Duyduk ki Mutsuz Sonlara Meylediyorsun, Etme
Dosyada imlecin umarsızca yazara baktığı bir anda ufak bir ışık arayan insan, sınav haftası deliye dönmüş bir beyin, kariyer planlamasında motivasyonu yüksek olan kişinin gülümsemesi -çokça net ve bir o kadar da belirsizken hem de…- Zamanın akışına hapsolmuş metropol nefesi, gözlerini dünyaya henüz açmamış olan bir nefes daha, ailesiyle birlikte kahvaltı yapmanın özlemiyle yanan bir bützede, yemeğin tadına ufak bir çatalla bakan bir anne, servisini yapan bir muavin, televizyoncuların evlilik programlarının yerini nasıl doldursak acaba diye günler ve aylarca çalışıp pek fâideli olarak düşünüp, izleyicisinin seyrine sundukları cinayet programlarını pek üzülerek izleyen bir hanımefendi, masa başında fişlere gömülmüş bir baba, köşe tacında torununu seven bir dede, simitçi amca, eskici abi, tuhafiyeci teyze…
Bunların hepsinin arasında small white chocolate mocha sipariş ederken beklediğimiz süreden daha hızlı akan zaman acımıyor gerçekten içindekilere. Görevini mükemmel yapıyor sona ulaştırmak için. Hayır, hayır âhiret dersek canımız sıkılır. Konuyu değiştirelim.
Yağmurlu bir havada yer ve gök bir olur aslında. Yağmur bana bazen şunu düşündürtür; bedenim toprakla buluştuğunda kemiklerimi ıslatan o damlalar gökyüzüne yükselip birinin yanağındaki fondöteni siler mi acaba? Düşündürücü bence…
Her bir damlada başka birinin izi var mıdır? Doğa harikası dediğimiz olaylar ya da eserlerde şükür dilden akıp Allah’ı -bazen-hatırlatıyorken; evin borusu tıkandığında Allah bize onunla olan ilişkimizin de tıkandığını hatırlatıyor olamaz mı? Öyle bir hâl ki bu, hepimiz aynı düzeyde aynı kalıplardayız artık. Düşüncem, tarzım, bakışım, kişiliğim bir başkasının kopyasıymışçasına zamanda eriyor. Dilimize pelesenk olan “sistem” hayatımızdaki yerini çoktan almış gibi. Garip olan şey de gerçek olanı hatırlamak için duymanın yetmiyor oluşu. Yarış bittiğinde bile koşmaya devam eden atlılar gibi yapışmışken dünyaya, elimizden kaçanların farkında olmak kazandırıyor aslında. Âfâk ve enfüsü günün kargaşasında ya da dingin bir vaktinde tefekkür ederek de her şeyi anlamlandırabiliriz belki. Bunu yapmadığımız takdirde ahirete hazır hissedememe durumu ya da hazırlanmaya hazırlık aşaması seneler sürebilir. Kaldı ki hayat boşluk kabul etmiyor aziz ölümlü.

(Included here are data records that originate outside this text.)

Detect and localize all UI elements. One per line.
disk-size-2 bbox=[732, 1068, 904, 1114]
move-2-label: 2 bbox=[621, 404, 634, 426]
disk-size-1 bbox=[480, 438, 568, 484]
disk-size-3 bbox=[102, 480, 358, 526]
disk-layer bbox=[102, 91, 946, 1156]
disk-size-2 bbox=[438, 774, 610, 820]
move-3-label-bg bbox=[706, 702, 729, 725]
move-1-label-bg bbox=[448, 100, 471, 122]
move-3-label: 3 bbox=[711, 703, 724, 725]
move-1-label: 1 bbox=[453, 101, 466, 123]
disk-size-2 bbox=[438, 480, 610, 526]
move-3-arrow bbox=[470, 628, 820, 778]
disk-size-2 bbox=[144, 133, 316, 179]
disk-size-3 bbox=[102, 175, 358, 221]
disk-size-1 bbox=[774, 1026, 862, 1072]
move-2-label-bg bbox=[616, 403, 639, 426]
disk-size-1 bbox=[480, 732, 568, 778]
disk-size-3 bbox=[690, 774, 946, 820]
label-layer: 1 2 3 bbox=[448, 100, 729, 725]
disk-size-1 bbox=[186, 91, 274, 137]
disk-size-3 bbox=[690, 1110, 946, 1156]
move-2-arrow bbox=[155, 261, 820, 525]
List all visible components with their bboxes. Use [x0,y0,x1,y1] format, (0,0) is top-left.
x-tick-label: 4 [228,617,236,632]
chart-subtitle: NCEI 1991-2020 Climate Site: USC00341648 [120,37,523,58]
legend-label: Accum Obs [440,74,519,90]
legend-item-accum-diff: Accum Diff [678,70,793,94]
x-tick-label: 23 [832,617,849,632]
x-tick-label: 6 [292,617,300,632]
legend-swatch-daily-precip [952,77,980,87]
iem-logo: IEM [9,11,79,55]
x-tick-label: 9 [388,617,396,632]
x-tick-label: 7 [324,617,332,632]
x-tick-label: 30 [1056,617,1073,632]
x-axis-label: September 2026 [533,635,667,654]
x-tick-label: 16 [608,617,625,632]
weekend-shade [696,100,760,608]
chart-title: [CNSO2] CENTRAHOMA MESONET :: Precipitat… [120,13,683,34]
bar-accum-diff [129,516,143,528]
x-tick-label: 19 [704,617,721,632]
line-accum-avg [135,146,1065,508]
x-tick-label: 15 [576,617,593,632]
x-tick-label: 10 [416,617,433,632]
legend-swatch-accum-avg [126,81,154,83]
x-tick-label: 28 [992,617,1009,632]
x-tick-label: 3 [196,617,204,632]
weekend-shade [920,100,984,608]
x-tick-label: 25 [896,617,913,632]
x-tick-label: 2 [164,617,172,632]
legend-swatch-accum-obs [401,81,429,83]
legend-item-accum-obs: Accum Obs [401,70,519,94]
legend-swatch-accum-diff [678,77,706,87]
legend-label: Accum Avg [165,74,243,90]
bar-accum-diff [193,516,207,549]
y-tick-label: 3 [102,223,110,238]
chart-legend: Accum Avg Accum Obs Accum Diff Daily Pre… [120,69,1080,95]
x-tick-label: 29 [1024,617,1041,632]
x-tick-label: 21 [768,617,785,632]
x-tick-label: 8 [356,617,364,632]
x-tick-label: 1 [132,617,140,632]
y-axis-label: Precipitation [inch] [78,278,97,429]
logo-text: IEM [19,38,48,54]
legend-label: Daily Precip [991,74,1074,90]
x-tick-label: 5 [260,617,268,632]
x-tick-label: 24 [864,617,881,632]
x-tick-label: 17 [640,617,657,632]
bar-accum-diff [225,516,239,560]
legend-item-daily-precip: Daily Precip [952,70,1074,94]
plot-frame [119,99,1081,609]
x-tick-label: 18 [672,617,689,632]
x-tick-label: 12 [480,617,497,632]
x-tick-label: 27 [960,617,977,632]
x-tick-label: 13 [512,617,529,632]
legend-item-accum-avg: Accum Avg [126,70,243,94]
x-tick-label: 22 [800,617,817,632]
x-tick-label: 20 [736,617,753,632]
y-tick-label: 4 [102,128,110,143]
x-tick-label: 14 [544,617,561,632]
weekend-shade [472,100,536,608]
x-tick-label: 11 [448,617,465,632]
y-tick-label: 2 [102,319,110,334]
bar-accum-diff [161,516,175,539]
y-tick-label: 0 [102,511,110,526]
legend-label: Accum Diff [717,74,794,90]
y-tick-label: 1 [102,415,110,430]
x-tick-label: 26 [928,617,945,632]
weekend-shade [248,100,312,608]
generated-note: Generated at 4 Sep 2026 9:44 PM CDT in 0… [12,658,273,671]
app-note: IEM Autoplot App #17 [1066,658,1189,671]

“Türkçe imanımızın muhafazasıdır.” demişti cennetmekân biri. Nasıl ki bir çocuk dünyaya geldiğinde “dünyaya geldi” deriz, yani başka bir âlemden bize geldi. Biz de bu âlemden o can sıkan kelimenin olduğu yere gideceğiz.
Latif Doğan der ki ‘’küstüm küstüm’’; insan küstüğüyle muhatap olmaz, ona varmak istemezken zorunlu çıkış kapımıza küs gibi davranma lüksümüz hayret verici değil mi? Dünya denilen bu âlemde sık sık heybemizle meşgul olmamız icap ederken sınav dönemini telefona harcamış çocuğun yüzündeki “fark edememişlik” ile annesinin yüzündeki “ben söylemiştim” ifadesi durumumuzu özetler aslında. Azimli bir YKS öğrencisi ya da kariyer planlaması yapan kişilerin sistemi kadar karmaşık değil gelecekteki mutlak kariyerimiz olan âhiret. Zorlaştıran şey erteliyor oluşumuz değil mi?
Sonuçlar açıklandığında kazanan biz olsak bari.